Tuesday, 26 August 2008

What's In a Name?


So, what is in a name? Well, a bit of confusion, in the case of Ian Sansom's Mobile Library series. A dedicated error checker left an interesting comment at my Mr Dixon Disappears review. It concerned what Amazon were marketing as the fourth book in Sansom’s series starring Israel Armstrong, the librarian detective. In Mike’s words –

“Oh, by the way, for anyone thinking of ordering Ian Sansom's 'The Book Stops Here', just be aware that it is actually Mobile Library book 3 -- 'The Delegates' Choice' -- renamed.”

Nice catch, Mister Stone.

I double checked with the gentlemanly Mr Sansom himself and he has confirmed that it is indeed the same book. He has also informed his publisher, so it all worked out all right in the end.

We’re all about getting things done here at CSNI.

Wednesday, 20 August 2008

A Wee Review - Mr Dixon Disappears by Ian Sansom


Mr Dixon Disappears continues where Ian Sansom’s The Case of the Missing Books leaves off. Israel Armstrong, the latest and not-so-greatest Northern Irish amateur detective, gets himself caught up in another case. The second of The Mobile Library series takes place once again in the small Antrim Coast town, Tumdrum, and all the ingredients that made the first instalment work so well are all present. And there’s an extra pinch of comedy in there, if I’m any judge.

When Mr Dixon, the man at the helm of the legendary Dixon and Pickering’s department store, disappears, Israel finds himself the chief suspect. Having arrived to the store early to set up his five-panel touring exhibition dedicated to the Dixon and Pickering legacy, he happens to be first on the scene when the store’s caretaker discovers that both Mr Dixon and £100,000 have gone missing. And because he’s rather clueless in the ways of thievery, he manages to get his fingerprints all over the safes that have been relieved of their cash. And so, despite the fact that Israel’s co-worker and almost-friend, Ted, insists that Israel couldn’t be trusted to go for a loaf of bread, Israel is lifted, bundled into a cell, interviewed by the police, suspended from his job and forced to investigate the case to prove his own innocence.

Again, Israel takes to amateur detection like a duck to rollerblades. No matter how many crime fiction novels he attempts to read he just can’t get into the right frame of mind. Perhaps it’s the lack of whiskey and dames? Maybe it’s the fact that he’s a mobile librarian? Or is it because he’s a young Jewish man from north London, lovelorn, misunderstood and hapless, who couldn’t be more out of his element? Whatever the reason, his hard-line questioning of suspects usually leads to a guilty admission of overdue books and little more. So, he has to swallow his pride and ask his co-worker, Ted, to help him out of bother again. Together, they are a crime solving dynamic duo... well, sort of.
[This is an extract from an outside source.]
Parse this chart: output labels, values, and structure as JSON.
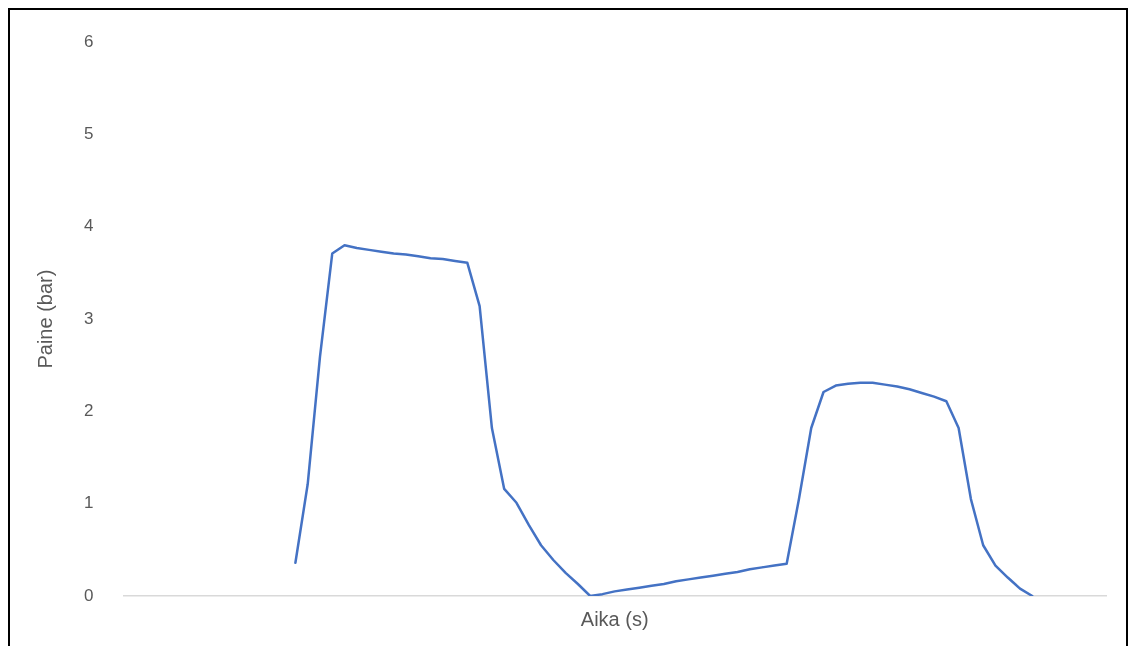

I truly enjoyed this trek through fondly familiar territory. The first instalment of The Mobile Library series set the bar high, and Mr Dixon Disappears has pushed it up another notch. Sansom’s sometimes dithering and sometimes razor-sharp prose elegantly reflects Israel’s not-so-elegant personality. There’s a slightly harder edge to the “crime” the plot is based around. Part one seemed a little soft as the main drama revolved around a heap of missing books. In this one a person and a goodly amount of money vanishes into thin air. You can see how that might create a little more tension, can’t you?

My favourite part of the book? The thinly veiled Stephen Nolan character. I truly hope Sansom sent a copy of the book into the Nolan show. If not, I might be tempted to tip them off with an anonymous email. I’m sure the star of the biggest show in Ulster would take it in good humour. I did notice that he included the portly BBC Radio Ulster DJ in the book’s acknowledgements, so, you know, there’s an element of respect there. Ahem.

So, you’re looking for a fresh spin on Northern Irish comedy-crime fiction? You really need to check out The Mobile Library series. Mr Dixon Disappears is further proof; Ian Sansom is a comic genius!